What the officials said
The strongest statements in the report underline the urgency of the moment. WHO vaccine director Kate O’Brien said the outbreaks are already revealing
“real cracks in the system now for immunisation,”
highlighting that the issue is no longer theoretical but visible in disease patterns.
UNICEF executive director Catherine Russell delivered a human-centered warning, saying
“No child should suffer from a disease that a simple vaccine can prevent,”
and stressing that vulnerable children are still being left behind by conflict, displacement and poverty.
Gavi, the global vaccine alliance, offered a more measured note of progress while still sounding the alarm. It said coverage in the 57 low-income countries it supports reached record highs, but warned that declining funding could erase those gains and cost lives later. That statement matters because it reflects the broader tension in the report: success in some places does not cancel fragility in the system overall.
Why the warning matters now
The timing of the warning cannot be understated. According to WHO, there could potentially be more impact of the budget cuts not captured by the figures for 2025, which means that the second phase could be even worse if the problem persists. To put it simply, the world may only be observing the beginning of the problem with immunization. The matter is alarming since immunization is one of the most cost-efficient ways of preventing diseases in public health ever created. If everything works as expected, then there will be no epidemics, there will be savings in health budget and children will be protected from illnesses in advance. Otherwise, the results will come into effect fast in the form of outbreaks of diseases such as measles, increased vulnerability of newborns and increasing strain on health care system. The other point made in the report is that only 18 surveys of national immunization have been conducted in 2025, which was 50 in the previous year.
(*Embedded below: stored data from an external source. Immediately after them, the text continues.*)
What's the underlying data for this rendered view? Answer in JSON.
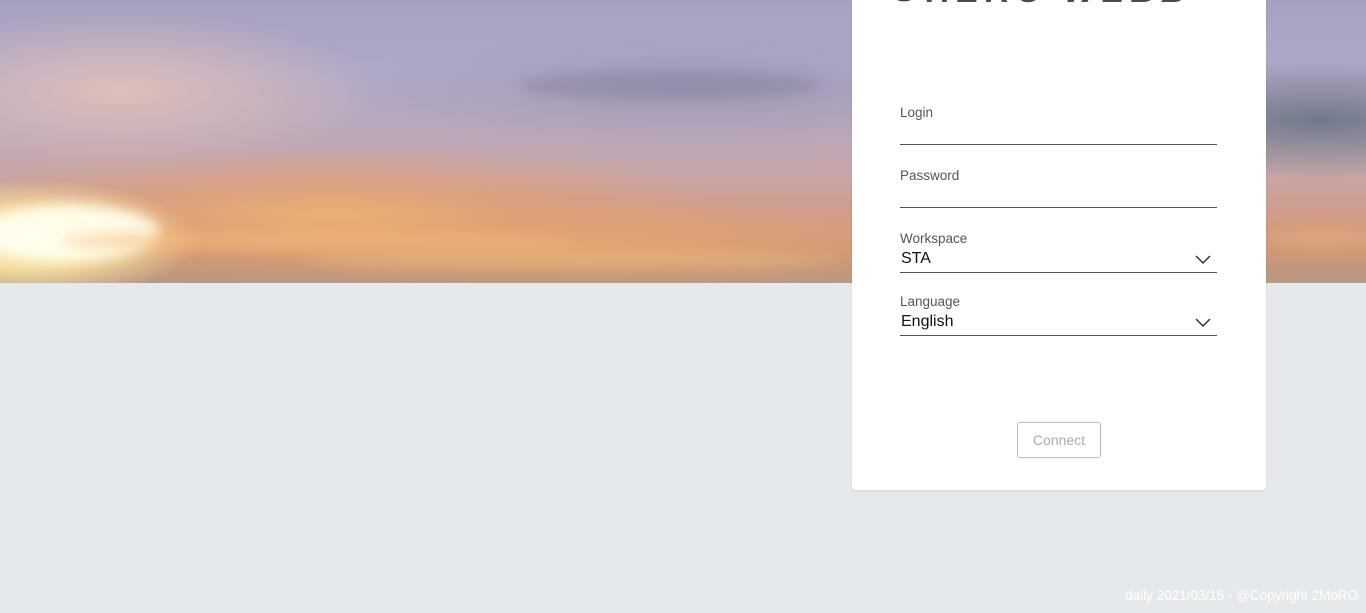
{
  "app": {
    "logo_text": "HERO WEBB"
  },
  "form": {
    "login_label": "Login",
    "login_value": "",
    "password_label": "Password",
    "password_value": "",
    "workspace_label": "Workspace",
    "workspace_value": "STA",
    "language_label": "Language",
    "language_value": "English",
    "connect_label": "Connect"
  },
  "footer": {
    "text": "daily 2021/03/15 - @Copyright 2MoRO"
  },
  "colors": {
    "page_background": "#e6e9ec",
    "card_background": "#ffffff",
    "button_text_disabled": "#aaaaaa"
  },
  "icons": [
    "logo-mark-icon",
    "chevron-down-icon"
  ]
}
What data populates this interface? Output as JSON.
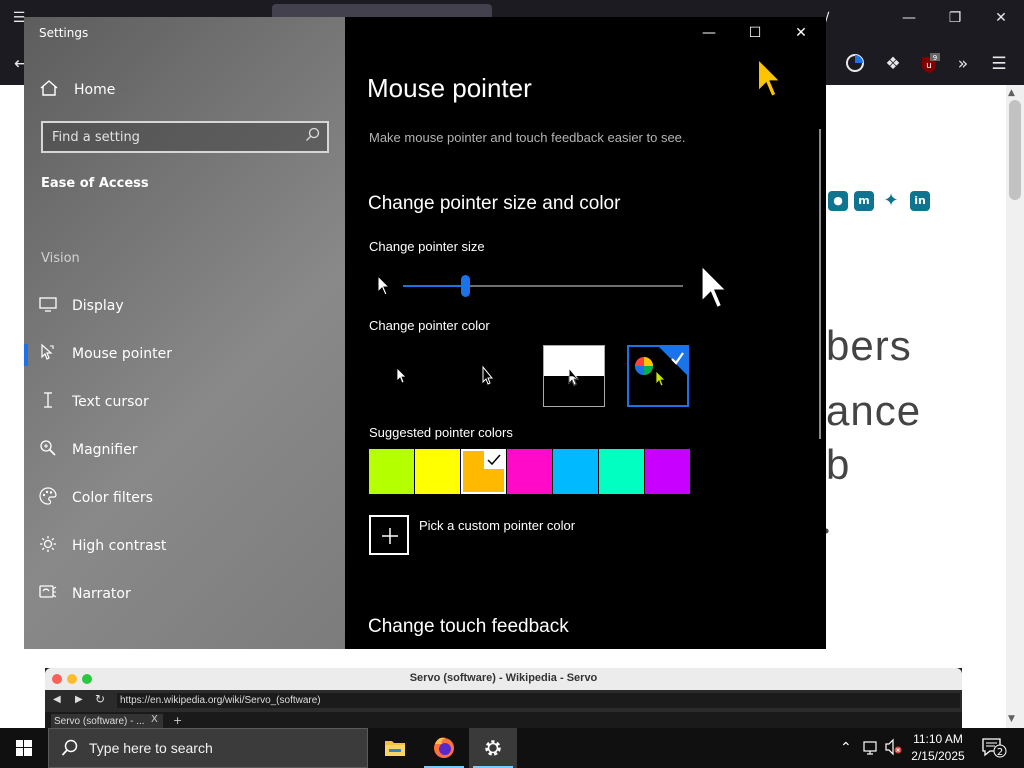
{
  "background_browser": {
    "hero_lines": [
      "bers",
      "ance",
      "b"
    ],
    "hero_dot": "•",
    "extension_badge": "9"
  },
  "settings": {
    "window_title": "Settings",
    "home_label": "Home",
    "search_placeholder": "Find a setting",
    "section_title": "Ease of Access",
    "group_title": "Vision",
    "nav_items": [
      {
        "label": "Display",
        "icon": "display-icon"
      },
      {
        "label": "Mouse pointer",
        "icon": "mouse-pointer-icon",
        "active": true
      },
      {
        "label": "Text cursor",
        "icon": "text-cursor-icon"
      },
      {
        "label": "Magnifier",
        "icon": "magnifier-icon"
      },
      {
        "label": "Color filters",
        "icon": "color-filters-icon"
      },
      {
        "label": "High contrast",
        "icon": "high-contrast-icon"
      },
      {
        "label": "Narrator",
        "icon": "narrator-icon"
      }
    ],
    "page_title": "Mouse pointer",
    "page_description": "Make mouse pointer and touch feedback easier to see.",
    "section_size_color": "Change pointer size and color",
    "pointer_size_label": "Change pointer size",
    "pointer_size_value": 0.22,
    "pointer_color_label": "Change pointer color",
    "pointer_color_options": [
      "white",
      "black",
      "inverted",
      "custom"
    ],
    "pointer_color_selected": "custom",
    "suggested_label": "Suggested pointer colors",
    "suggested_colors": [
      "#b4ff00",
      "#ffff00",
      "#ffb900",
      "#ff0ac8",
      "#00b9ff",
      "#00ffc0",
      "#c800ff"
    ],
    "suggested_selected": 2,
    "custom_color_label": "Pick a custom pointer color",
    "touch_feedback_title": "Change touch feedback",
    "accent_color": "#1a73e8",
    "cursor_color": "#ffc400"
  },
  "servo": {
    "title": "Servo (software) - Wikipedia - Servo",
    "url": "https://en.wikipedia.org/wiki/Servo_(software)",
    "tab_label": "Servo (software) - ...",
    "tab_close": "X",
    "tab_add": "+"
  },
  "taskbar": {
    "search_placeholder": "Type here to search",
    "time": "11:10 AM",
    "date": "2/15/2025",
    "notification_count": "2"
  }
}
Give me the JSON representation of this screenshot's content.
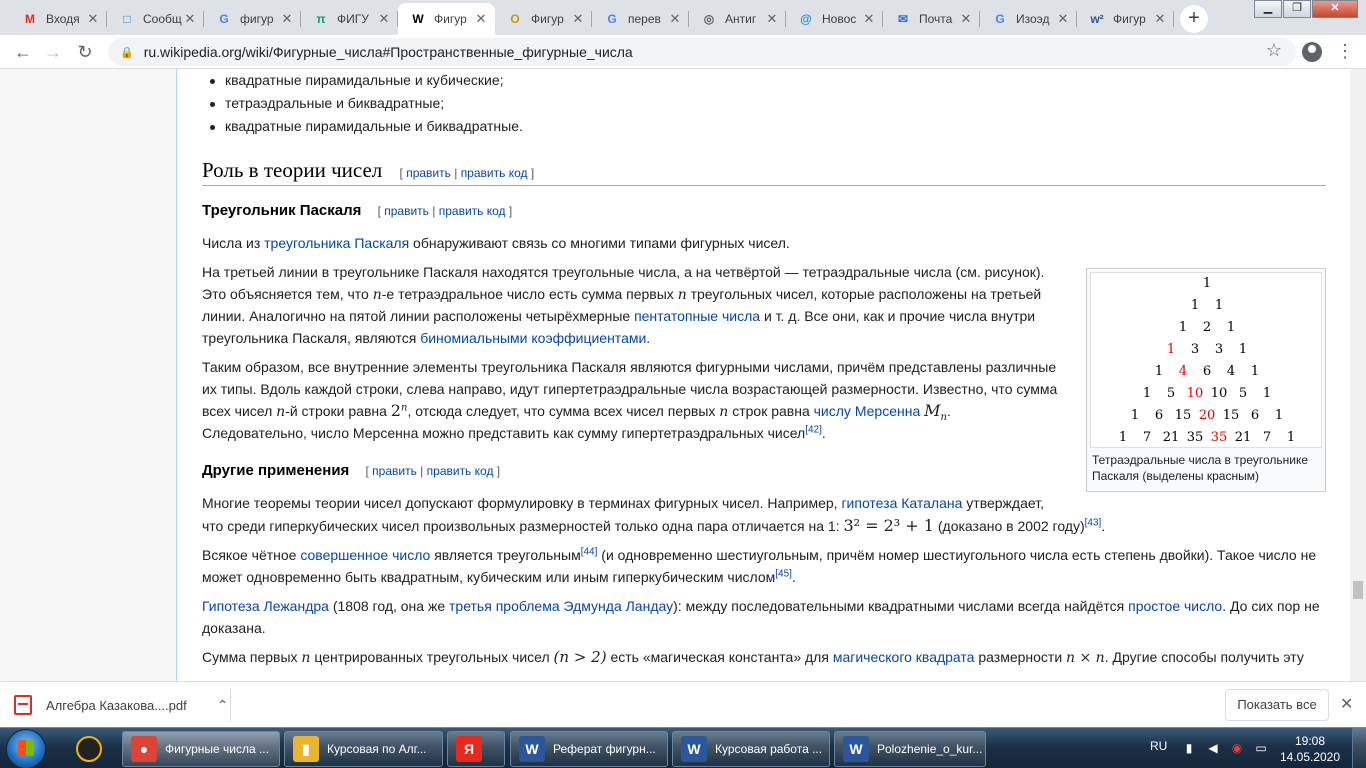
{
  "browser": {
    "tabs": [
      {
        "title": "Входя",
        "icon": "gmail-icon",
        "color": "#d93025",
        "glyph": "M"
      },
      {
        "title": "Сообщ",
        "icon": "vk-icon",
        "color": "#2787f5",
        "glyph": "□"
      },
      {
        "title": "фигур",
        "icon": "google-icon",
        "color": "#4285f4",
        "glyph": "G"
      },
      {
        "title": "ФИГУ",
        "icon": "pi-icon",
        "color": "#1a9c6b",
        "glyph": "π"
      },
      {
        "title": "Фигур",
        "icon": "wikipedia-icon",
        "color": "#000000",
        "glyph": "W",
        "active": true
      },
      {
        "title": "Фигур",
        "icon": "o-icon",
        "color": "#c99a00",
        "glyph": "O"
      },
      {
        "title": "перев",
        "icon": "google-icon",
        "color": "#4285f4",
        "glyph": "G"
      },
      {
        "title": "Антиг",
        "icon": "eye-icon",
        "color": "#5f6368",
        "glyph": "◎"
      },
      {
        "title": "Новос",
        "icon": "mail-ru-icon",
        "color": "#168de2",
        "glyph": "@"
      },
      {
        "title": "Почта",
        "icon": "mail-icon",
        "color": "#2f6fdc",
        "glyph": "✉"
      },
      {
        "title": "Изоэд",
        "icon": "google-icon",
        "color": "#4285f4",
        "glyph": "G"
      },
      {
        "title": "Фигур",
        "icon": "word-icon",
        "color": "#2b579a",
        "glyph": "w²"
      }
    ],
    "url": "ru.wikipedia.org/wiki/Фигурные_числа#Пространственные_фигурные_числа"
  },
  "article": {
    "bullets": [
      "квадратные пирамидальные и кубические;",
      "тетраэдральные и биквадратные;",
      "квадратные пирамидальные и биквадратные."
    ],
    "section_title": "Роль в теории чисел",
    "edit": {
      "open": "[",
      "edit": "править",
      "sep": "|",
      "edit_code": "править код",
      "close": "]"
    },
    "sub1_title": "Треугольник Паскаля",
    "sub2_title": "Другие применения",
    "p1": {
      "before": "Числа из ",
      "link": "треугольника Паскаля",
      "after": " обнаруживают связь со многими типами фигурных чисел."
    },
    "p2": {
      "l1": "На третьей линии в треугольнике Паскаля находятся треугольные числа, а на четвёртой — тетраэдральные числа (см. рисунок).",
      "l2a": "Это объясняется тем, что ",
      "n": "n",
      "l2b": "-е тетраэдральное число есть сумма первых ",
      "l2c": " треугольных чисел, которые расположены на третьей",
      "l3a": "линии. Аналогично на пятой линии расположены четырёхмерные ",
      "l3link": "пентатопные числа",
      "l3b": " и т. д. Все они, как и прочие числа внутри",
      "l4a": "треугольника Паскаля, являются ",
      "l4link": "биномиальными коэффициентами",
      "l4b": "."
    },
    "p3": {
      "l1": "Таким образом, все внутренние элементы треугольника Паскаля являются фигурными числами, причём представлены различные",
      "l2": "их типы. Вдоль каждой строки, слева направо, идут гипертетраэдральные числа возрастающей размерности. Известно, что сумма",
      "l3a": "всех чисел ",
      "l3b": "-й строки равна ",
      "pow": "2",
      "powsup": "n",
      "l3c": ", отсюда следует, что сумма всех чисел первых ",
      "l3d": " строк равна ",
      "l3link": "числу Мерсенна",
      "mersenne": "M",
      "mersub": "n",
      "l3e": ".",
      "l4": "Следовательно, число Мерсенна можно представить как сумму гипертетраэдральных чисел",
      "ref": "[42]",
      "l4end": "."
    },
    "p4": {
      "l1a": "Многие теоремы теории чисел допускают формулировку в терминах фигурных чисел. Например, ",
      "l1link": "гипотеза Каталана",
      "l1b": " утверждает,",
      "l2a": "что среди гиперкубических чисел произвольных размерностей только одна пара отличается на 1: ",
      "formula": "3² = 2³ + 1",
      "l2b": " (доказано в 2002 году)",
      "ref": "[43]",
      "l2end": "."
    },
    "p5": {
      "l1a": "Всякое чётное ",
      "l1link": "совершенное число",
      "l1b": " является треугольным",
      "ref1": "[44]",
      "l1c": " (и одновременно шестиугольным, причём номер шестиугольного числа есть степень двойки). Такое число не",
      "l2": "может одновременно быть квадратным, кубическим или иным гиперкубическим числом",
      "ref2": "[45]",
      "l2end": "."
    },
    "p6": {
      "l1link": "Гипотеза Лежандра",
      "l1a": " (1808 год, она же ",
      "l1link2": "третья проблема Эдмунда Ландау",
      "l1b": "): между последовательными квадратными числами всегда найдётся ",
      "l1link3": "простое число",
      "l1c": ". До сих пор не",
      "l2": "доказана."
    },
    "p7": {
      "l1a": "Сумма первых ",
      "l1b": " центрированных треугольных чисел ",
      "cond": "(n > 2)",
      "l1c": " есть «магическая константа» для ",
      "l1link": "магического квадрата",
      "l1d": " размерности ",
      "dim": "n × n",
      "l1e": ". Другие способы получить эту"
    },
    "figure": {
      "rows": [
        [
          "1"
        ],
        [
          "1",
          "1"
        ],
        [
          "1",
          "2",
          "1"
        ],
        [
          "1",
          "3",
          "3",
          "1"
        ],
        [
          "1",
          "4",
          "6",
          "4",
          "1"
        ],
        [
          "1",
          "5",
          "10",
          "10",
          "5",
          "1"
        ],
        [
          "1",
          "6",
          "15",
          "20",
          "15",
          "6",
          "1"
        ],
        [
          "1",
          "7",
          "21",
          "35",
          "35",
          "21",
          "7",
          "1"
        ]
      ],
      "caption": "Тетраэдральные числа в треугольнике Паскаля (выделены красным)"
    }
  },
  "downloads": {
    "file": "Алгебра Казакова....pdf",
    "show_all": "Показать все"
  },
  "taskbar": {
    "items": [
      {
        "label": "Фигурные числа ...",
        "icon": "chrome-icon",
        "color": "#db4437",
        "glyph": "●",
        "active": true
      },
      {
        "label": "Курсовая по Алг...",
        "icon": "folder-icon",
        "color": "#e8b530",
        "glyph": "▮"
      },
      {
        "label": "",
        "icon": "yandex-icon",
        "color": "#e42a1c",
        "glyph": "Я"
      },
      {
        "label": "Реферат фигурн...",
        "icon": "word-icon",
        "color": "#2b579a",
        "glyph": "W"
      },
      {
        "label": "Курсовая работа ...",
        "icon": "word-icon",
        "color": "#2b579a",
        "glyph": "W"
      },
      {
        "label": "Polozhenie_o_kur...",
        "icon": "word-icon",
        "color": "#2b579a",
        "glyph": "W"
      }
    ],
    "lang": "RU",
    "time": "19:08",
    "date": "14.05.2020"
  }
}
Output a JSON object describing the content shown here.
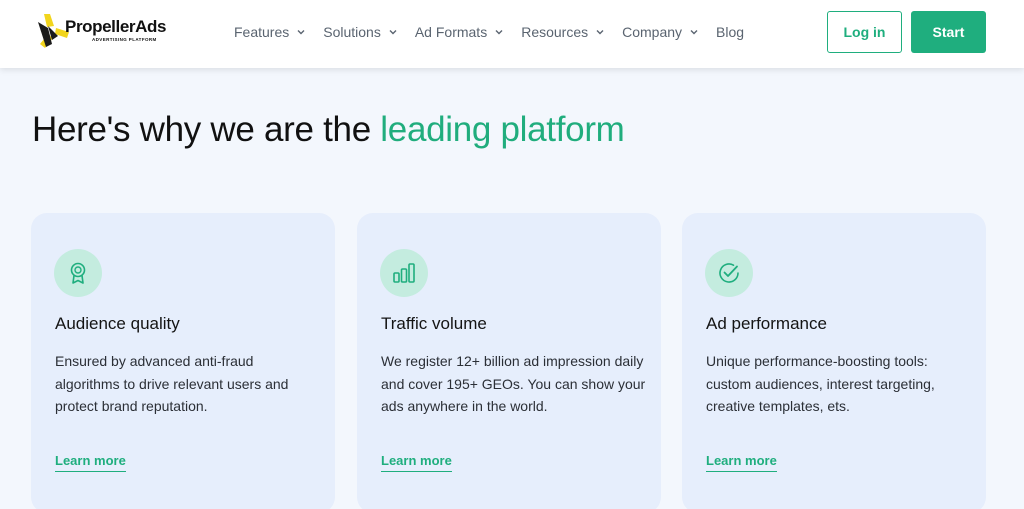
{
  "brand": {
    "name": "PropellerAds",
    "tagline": "ADVERTISING PLATFORM",
    "accent_color": "#1fae7e"
  },
  "nav": {
    "items": [
      {
        "label": "Features",
        "has_dropdown": true
      },
      {
        "label": "Solutions",
        "has_dropdown": true
      },
      {
        "label": "Ad Formats",
        "has_dropdown": true
      },
      {
        "label": "Resources",
        "has_dropdown": true
      },
      {
        "label": "Company",
        "has_dropdown": true
      },
      {
        "label": "Blog",
        "has_dropdown": false
      }
    ],
    "login_label": "Log in",
    "start_label": "Start"
  },
  "hero": {
    "title_plain": "Here's why we are the ",
    "title_accent": "leading platform"
  },
  "cards": [
    {
      "icon": "award-ribbon-icon",
      "title": "Audience quality",
      "description": "Ensured by advanced anti-fraud algorithms to drive relevant users and protect brand reputation.",
      "link": "Learn more"
    },
    {
      "icon": "bar-chart-icon",
      "title": "Traffic volume",
      "description": "We register 12+ billion ad impression daily and cover 195+ GEOs. You can show your ads anywhere in the world.",
      "link": "Learn more"
    },
    {
      "icon": "check-circle-icon",
      "title": "Ad performance",
      "description": "Unique performance-boosting tools: custom audiences, interest targeting, creative templates, ets.",
      "link": "Learn more"
    }
  ]
}
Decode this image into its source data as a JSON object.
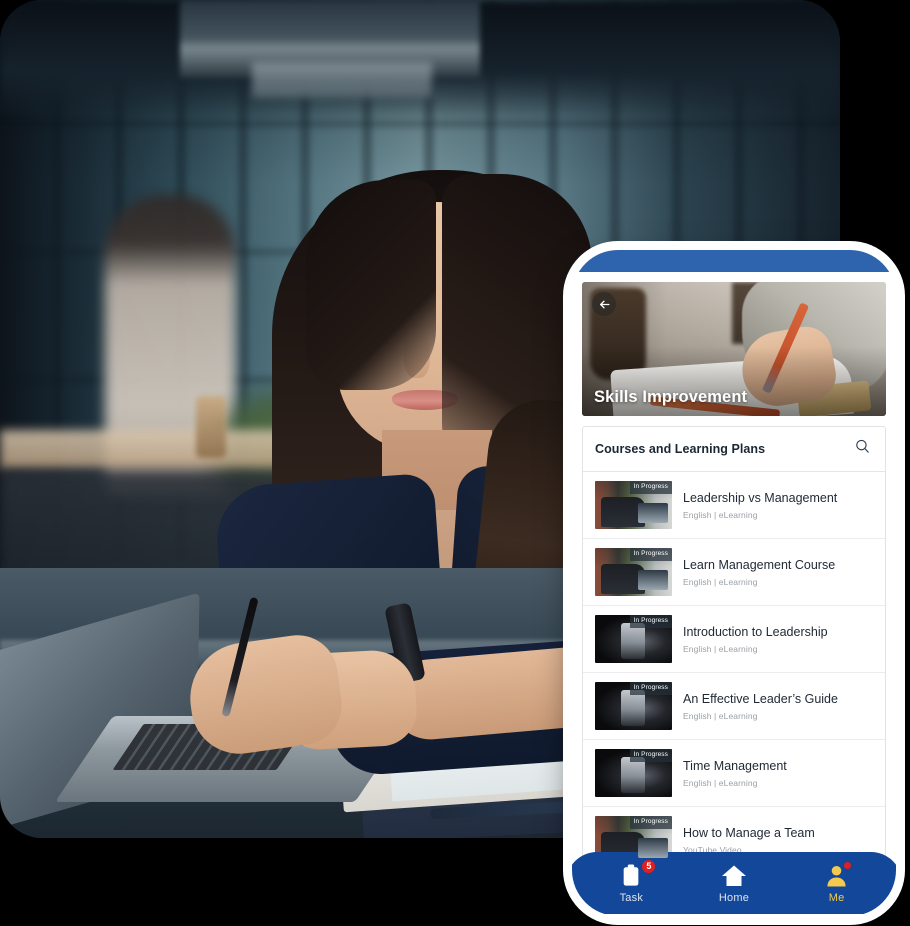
{
  "scene": {
    "background_color": "#000000",
    "photo": {
      "alt": "Businesswoman in navy blazer seated at an office desk with a laptop, documents and pen"
    }
  },
  "phone": {
    "status_strip_color": "#2E63AE",
    "banner": {
      "title": "Skills Improvement",
      "back_icon": "arrow-left-icon"
    },
    "card": {
      "header": "Courses and Learning Plans",
      "search_icon": "search-icon",
      "courses": [
        {
          "title": "Leadership vs Management",
          "meta": "English | eLearning",
          "badge": "In Progress",
          "thumb_style": "office"
        },
        {
          "title": "Learn Management Course",
          "meta": "English | eLearning",
          "badge": "In Progress",
          "thumb_style": "office"
        },
        {
          "title": "Introduction to Leadership",
          "meta": "English | eLearning",
          "badge": "In Progress",
          "thumb_style": "dark"
        },
        {
          "title": "An Effective Leader’s Guide",
          "meta": "English | eLearning",
          "badge": "In Progress",
          "thumb_style": "dark"
        },
        {
          "title": "Time Management",
          "meta": "English | eLearning",
          "badge": "In Progress",
          "thumb_style": "dark"
        },
        {
          "title": "How to Manage a Team",
          "meta": "YouTube Video",
          "badge": "In Progress",
          "thumb_style": "office"
        }
      ]
    },
    "bottom_nav": {
      "background_color": "#12479A",
      "active_color": "#F3C94F",
      "items": [
        {
          "label": "Task",
          "icon": "clipboard-icon",
          "badge": "5",
          "active": false
        },
        {
          "label": "Home",
          "icon": "home-icon",
          "badge": "",
          "active": false
        },
        {
          "label": "Me",
          "icon": "person-icon",
          "badge": "dot",
          "active": true
        }
      ]
    }
  }
}
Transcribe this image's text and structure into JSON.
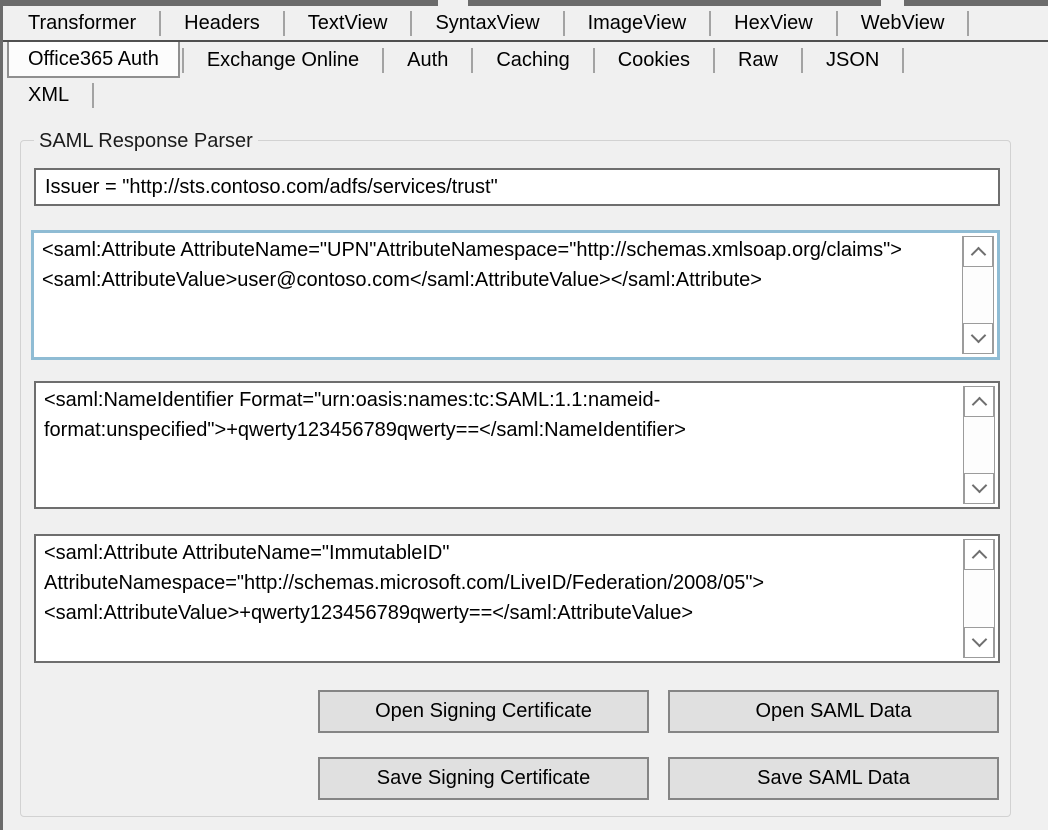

The broader public health signal
This report should not be read as a simple annual update. It is better understood as a warning about resilience. Global coverage is improving slightly, but the protection system is becoming less dependable in the places that need it most.
The most worrying element is the combination of three trends moving together: stagnant or weak measles coverage, rising outbreaks and weaker surveillance. That combination suggests that gains in routine immunisation are not yet stable enough to withstand external shocks such as conflict, misinformation or budget cuts.
What should governments and public health organizations take away from the UN report? Clearly, it is one thing to reach out to a child once; the bigger question is about maintaining a service and keeping faith in the system, while paying for it. The point being raised here by the UN report is not about a future problem at all. It is about the current state of affairs and the fact that it is unbalanced. The world has achieved some results in the field of vaccination in childhood but there has been an insufficient speed and a lack of uniformity in the process to narrow the gap. With 13.5 million zero dose children, 57 countries suffering from measles outbreak and weakened surveillance due to lack of funding, it is quite obvious that the immunization system is facing tough times.